I was wondering if it would be possible to save the compiled GradientTape that is used in ReverseDiff.jl.
Using the gradient example from the package, I’d like to save
compiled_f_tape
# some objective function to work with
f(a, b) = sum(a' * b + a * b')
# pre-record a GradientTape for `f` using inputs of shape 100x100 with Float64 elements
const f_tape = GradientTape(f, (rand(100, 100), rand(100, 100)))
# compile `f_tape` into a more optimized representation
const compiled_f_tape = compile(f_tape)
But just because you can, doesn’t mean you should. The serialization format is not stable across Julia versions, so it should not be relied upon as a file format. And there’s some overhead to reading and writing to file.
The better question to ask is: what are you trying to achieve? Why is it necessary to save to compiled tape? Why not just re-generate it in a new session? Julia is best suited to long-running sessions, not short one-off sessions.

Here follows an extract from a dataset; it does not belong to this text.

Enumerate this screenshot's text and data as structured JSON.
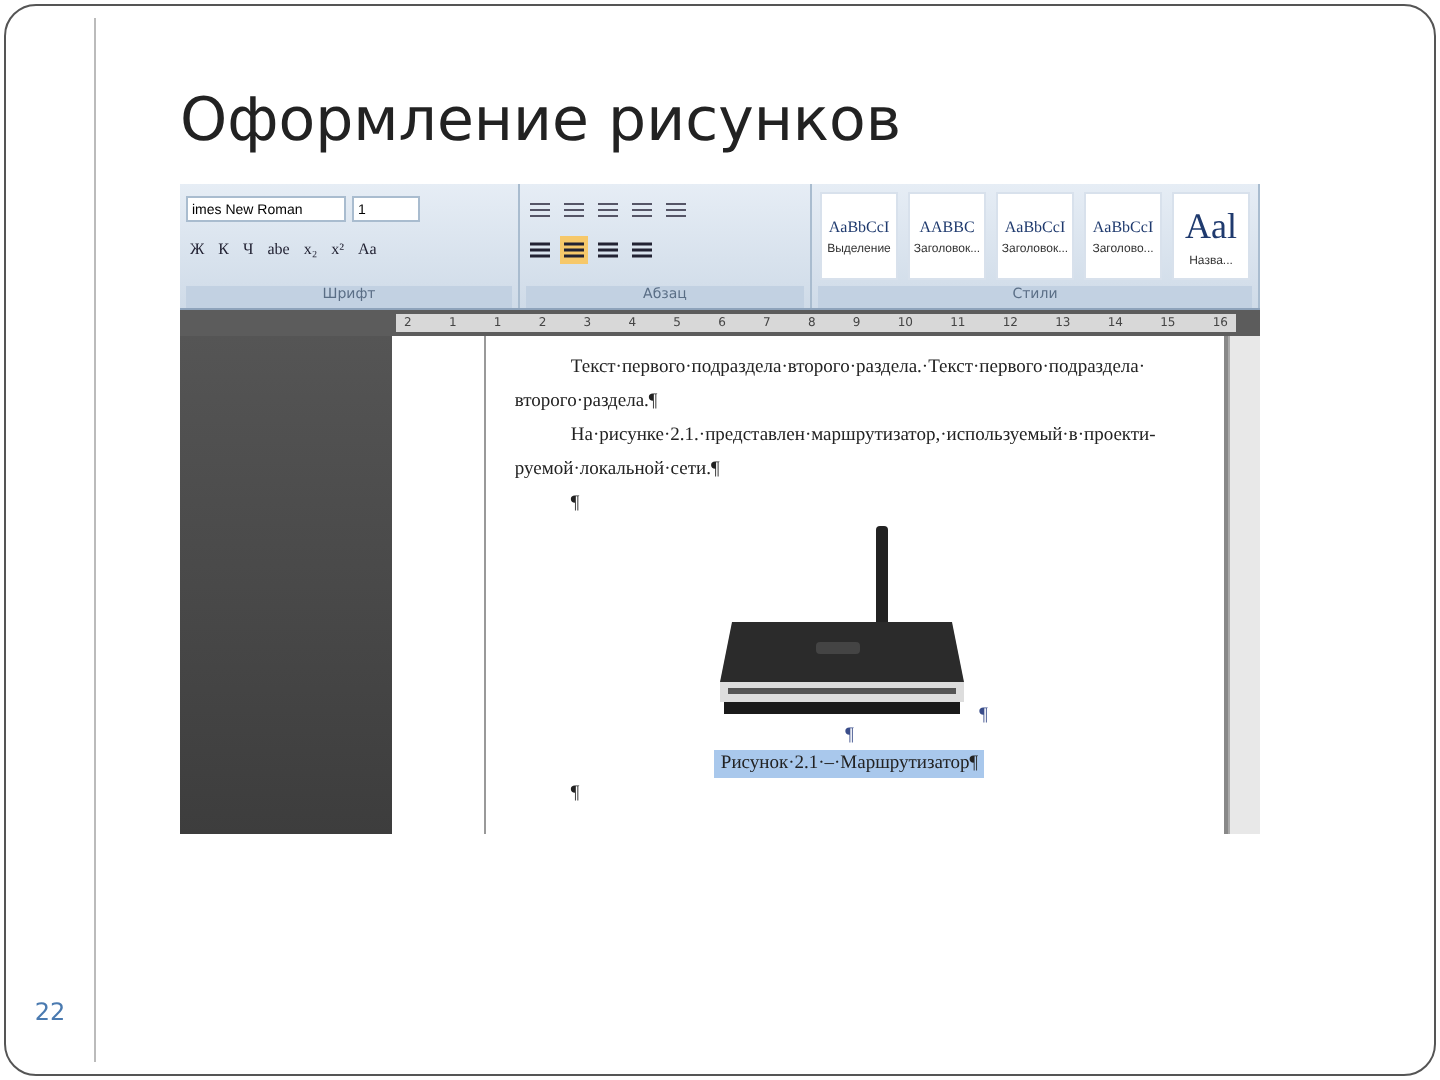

In my particular case, I was trying to use optimize the problem (using the Optim.jl package with the LBFGS method) with different starting points. The tape and compile parts take about 10 hours in my particular problem. I thought saving the compiled tape beforehand might be a good idea so that I could re-use it, but I’m not sure if this is the best way to approach the question. Would you mind sharing some advice on that?
I would take the time to make a minimal working example of what you’re trying to optimize. Don’t give the full 50,000 parameters, and don’t give the full data. Ideally make something parameterized with random data that I can change an input number and scale to different sizes.
We’re more interested in the functional form. Are there any constraints?